-Her şeyin sorumlusu neden sen oluyorsunki?-dedim şaşkınca.
Enes hiç bir şey demedi. Sanırım sakinleşmeye çalışıyordu.
-Söylesene Başer! 'Her seyin sorumlusu ben olmak istemiyorum' dedikde ne demek istedin?! Asıl senin sorunun ne?
-Sorun şu ki ne olursa olsun, başına ne gelirse gelsin hep senin aptallığın yüzünden geliyor ama sen her defasında kendi aptallığını göremeyerek her şeyin ben hayatına girdikten sonra yaşandığını söylüyorsun! Ve her defasında olayla alakam olmasa bile suçlu ve katil ben oluyorum! Sıkıldım!
-Enes. Biliyorum ha.....
-Bir daha ne olursa olsun benden yardım isteme!! Çünki ben seni mecbur olduğum için yanımda tutuyorum!
-Biliyorum!-dedim bir anda öfkeyle çıkan sesimle.
Aşırı sinirli ve huysuz bir günündeydi sanırım.
-Ayrıca sen neden bana sinirlisin şu an. Dediğini yapmayıpta orda kaldığım içinmi yoksa başka bilmediğim bir sebepmi?-dedim sakince.
-Boş ver. Zaten ne desem anlamassın yada yanlış anlarsın. -dedi sakin bir şekilde. Sonunda sakinleşe bilmişti.
-Tamam.-dedim bir anda sakin çıkan ses tonumla.
-Neye tamam?-dedi anlamamış bir şekilde.
-Bir daha senden yardım istemem.-dedim.
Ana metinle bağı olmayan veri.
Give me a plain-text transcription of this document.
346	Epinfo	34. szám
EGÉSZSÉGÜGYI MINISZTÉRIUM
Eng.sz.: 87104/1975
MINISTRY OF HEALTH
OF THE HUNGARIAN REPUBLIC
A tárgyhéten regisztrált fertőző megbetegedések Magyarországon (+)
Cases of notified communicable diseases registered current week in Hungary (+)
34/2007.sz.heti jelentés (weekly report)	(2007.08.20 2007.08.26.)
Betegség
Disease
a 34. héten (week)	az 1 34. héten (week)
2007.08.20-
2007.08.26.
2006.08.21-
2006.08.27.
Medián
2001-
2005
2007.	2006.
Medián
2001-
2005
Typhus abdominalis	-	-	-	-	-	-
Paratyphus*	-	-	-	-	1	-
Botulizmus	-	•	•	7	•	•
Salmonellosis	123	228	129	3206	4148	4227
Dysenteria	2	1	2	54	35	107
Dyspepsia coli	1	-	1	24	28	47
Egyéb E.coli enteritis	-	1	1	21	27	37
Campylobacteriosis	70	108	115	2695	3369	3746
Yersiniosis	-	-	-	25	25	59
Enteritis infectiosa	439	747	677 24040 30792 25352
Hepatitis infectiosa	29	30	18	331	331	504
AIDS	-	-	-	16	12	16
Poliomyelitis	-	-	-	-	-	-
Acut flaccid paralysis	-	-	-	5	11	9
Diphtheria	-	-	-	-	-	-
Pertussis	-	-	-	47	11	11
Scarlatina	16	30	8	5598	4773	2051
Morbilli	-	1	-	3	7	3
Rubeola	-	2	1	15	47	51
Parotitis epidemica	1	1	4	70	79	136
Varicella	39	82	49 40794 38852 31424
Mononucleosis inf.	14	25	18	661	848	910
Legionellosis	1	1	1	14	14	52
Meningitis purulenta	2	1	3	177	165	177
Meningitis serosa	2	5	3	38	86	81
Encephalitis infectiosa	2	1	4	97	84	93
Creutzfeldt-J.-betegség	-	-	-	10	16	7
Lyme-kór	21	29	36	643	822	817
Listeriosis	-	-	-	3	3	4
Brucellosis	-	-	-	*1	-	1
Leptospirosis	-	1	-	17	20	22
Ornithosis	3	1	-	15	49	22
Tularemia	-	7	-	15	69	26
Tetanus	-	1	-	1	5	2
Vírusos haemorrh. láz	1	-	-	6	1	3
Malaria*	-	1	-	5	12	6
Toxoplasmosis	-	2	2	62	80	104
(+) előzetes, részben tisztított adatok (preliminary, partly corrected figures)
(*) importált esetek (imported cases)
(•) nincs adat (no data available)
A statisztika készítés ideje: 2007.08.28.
Ardından binadan çıktım ve ana yola doğru ilerlemeye başladım.
İçimde tarif edemeyeceğim bir hiss vardı. Neden ondan yardım istememe sinirlenmiştiki? Anlamış değildim. Enes neden bu kadar dengesizdi. Akşamlar farklı sabahlar farklıydı sanki. Olay gecesi çok sakindi ve hatta bana sarılmıştı. O akşam ondan yardım istediğim için hiçte sinirli gözükmüyordu. Aslında Enes umrumda bile olmamalı ama nedense dediklerini kafama takmaya başlamıştım. Benden sıkıldıysa beni hayatından çıkarsın derdimde.. Korkuyor aslında. Gördüklerimi polise anlatmamdan korkuyor. Ama bilmediği bir şey var. Ben onun yaptıklarını kimseye söylemem...
Ondan özür dileyecektim. Tabi birde yardımı için teşekkür edecektim ama bundan sonra ne önemi vardıki. Şu anda yapmak istediğim tek bir şey vardı. Eve gidip evin keyfini çıkarmak. Tabikide evin keyfini çıkarmak demek, bütün gün evde hiç bir şey yapmamak demekti. Tam eve gideceğim sırada telefonumun çaldığını duydum. Telefonumu açtığımda Barışın aradığını gördüm.
-Efendim Barış.-dedim düz sesimle.
-Sanada selam. Napıyorsun? Nerdesin?
-Dışardayım ve eve gidiyorum. Niye sordun?
-Bu gün bir şeyler yaparız diye düşündüm buzlar kraliçesi.
-Bana buzlar kraliçesi demeyi bıraksana.
-Neden? Öyle değilmisin?
-Sen asıl buzdan adamlar görmedin.-dedim sakince ve yavaştan kıkırdadım.
-Efendim?
-Boş ver. Bu gün bir şeyler yapa biliriz tabikide. Nerede buluşalım?
-Ben sana konum atarım.
Sohbet bittikten sonra sokakta boş boş gezmeye devam ettim. Ardından Barış konumu gönderdikten sonra konum attığı yere gittim. Barış bir cafenin yanında beni bekliyordu.
-Hey naber-dedim arkadan gelip omzuna yavaşca vurarak.
-Hoş geldin buzlar kraliçem. İyidir senden naber?-dedi Barış gülerek.
ŞİMDİ OKUDUĞUN
Esaret
Teen FictionGeçmişini zavallı birisi olarak hatırlayan ve geçmişindeki herşeyi ve herkesi mahf etmeye söz veren bir adam. Psikolojik sorunlar, bilinmedik sesler, gereksiz hisler daha fazla sorunlara yol açar. Büyük hayallerle başlayan hikayesi merakı yüzünden d...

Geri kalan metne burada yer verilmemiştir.